Quando rientrai nella baracca mi colpì Emily, girata di spalle e ben nascosta, che si voltò un paio di volte per vedere chi avesse dietro.

-Lianne, ecco, te ne meriti un po'.- Mi portò sulle mani un paio di dolcetti soffici e molto profumati, belli anche alla vista; in un secondo momento mi chiesi come li avesse ricevuti. Nell'imbarazzo, mi confessò che si trattasse di un regalo da parte di uno dei soldati, che si era presentato come Klaus e che le aveva assicurato di proteggerla durante quel periodo nel campo.

-Non ha utilizzato proprio il termine "assicurato"...- Continuò ancora rossa sulle guance. -Mi ha promesso... Di volermi proteggere.- Mi colpì immaginare Klaus riuscire a parlare ad Emily, sicuramente entrambi impacciati e la cosa l'avrei trovata tanto tenera.

-È stato molto carino.- Commentai.

-Già... Purtroppo, è questo il punto.-

-Cosa?-

-Io ho il mio uomo qui, Lianne. Non volevo neanche accettare il cibo, mi sento come se lo stessi tradendo... Io non posso.- Si coprì il volto con le mani ma gliele presi subito dopo, scoprendo il suo viso stanco ed un'espressione persa, triste.

-Non significa che lo stai tradendo, Emily. Non lo pensare affatto.- Le sorrisi quasi imboccandole uno dei dolcetti. -Ora hai bisogno di zucchero.-

Inutile dire che terminammo il tutto in fretta, affamate come sempre, perché anche se spesso riuscivo a prendere del cibo grazie a Josef quelle quantità non bastavano, c'era sempre un vuoto da colmare, costantemente e nel tempo.
Emily si allungò di fianco a me cercando di riposare e, nel frattempo, potei constatare che la pancia era ben più grande, ormai doveva essere all'incirca al quarto mese.
Ripensai alle parole di Klaus, se Emily gli avesse detto della sua situazione, di come l'avrebbe potuta prendere. Non era facile.
Nonostante lo avessi conosciuto da poco, ero certa che le avesse parlato col cuore, sebbene il suo ruolo imponeva regole rigide, lui mi confidò di starle infrangendo tutte.
Qualche giorno prima, mi spiegò che a causa dei suoi genitori era stato arruolato, istigandolo a fare qualcosa per il benedetto Paese, riempendo loro di orgoglio.
Anche altri suoi compagni erano nella sua situazione, a mia sorpresa; in tutto l'esercito tedesco. Perfino molti nella Wehrmacht non condividevano affatto quei pensieri barbari che, al contrario, nutrivano Johann, il corvo. Lui rispecchiava la ss perfetta, godeva del suo pieno titolo.
Gioivo nel non averlo più rivisto da molto, non sapevo per quale grazia, però.

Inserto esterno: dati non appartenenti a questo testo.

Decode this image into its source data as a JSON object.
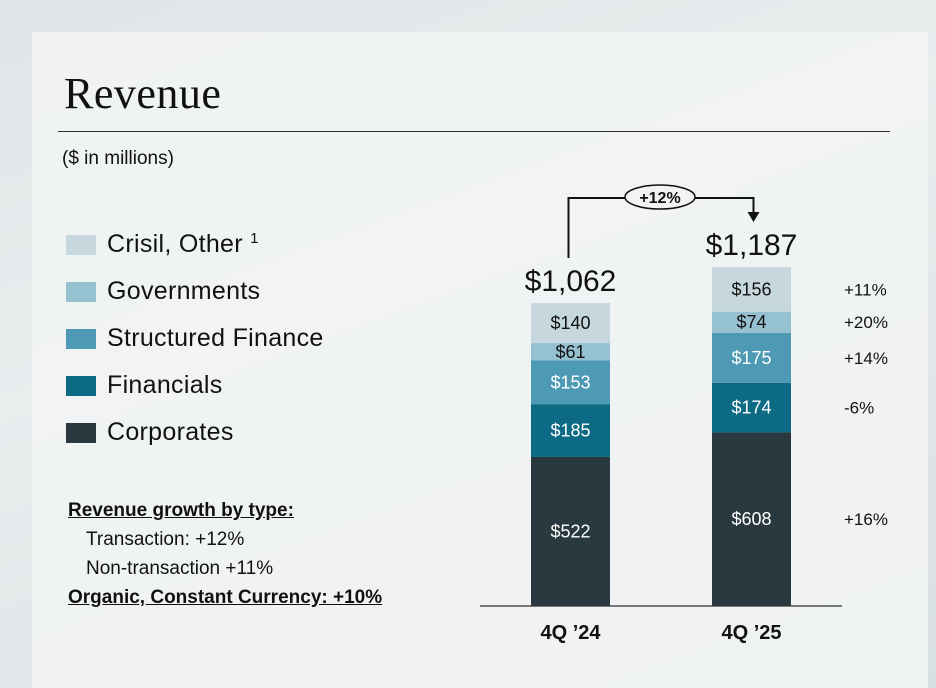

Il giorno dopo mi svegliai con un dolore acuto alla schiena. Mi ero addormentata in una posizione più che scomoda, scomposta, con la testa tra le ginocchia e sulla base in legno, accanto al letto di Emily.
Una kapò ci ordinò di uscire immediatamente a causa di un altro controllo.
Ella si avvicinò più a me e notai ora che si trattasse di Marina.

-Ragazze, è una selezione. State attente, mostratevi forti e non date mai segno di cedimenti, se ne accorgono subito.- Confidò a me ed Emily, ormai eravamo le uniche con cui parlava.

-Marina, ho paura... Emily...-

-No, no, sto bene.- Mi interruppe lei, sorridendo per tranquillizzarmi. Ora che era in piedi, la pancia non era molto evidente, per fortuna.
Marina aggiunse che la stessa selezione doveva avvenire quella mattina nella zona maschile, comprendendo anche Adam ed i suoi compagni; questo ci allarmò, lasciando il silenzio tra noi due, perché entrambe stavamo morendo dalla paura.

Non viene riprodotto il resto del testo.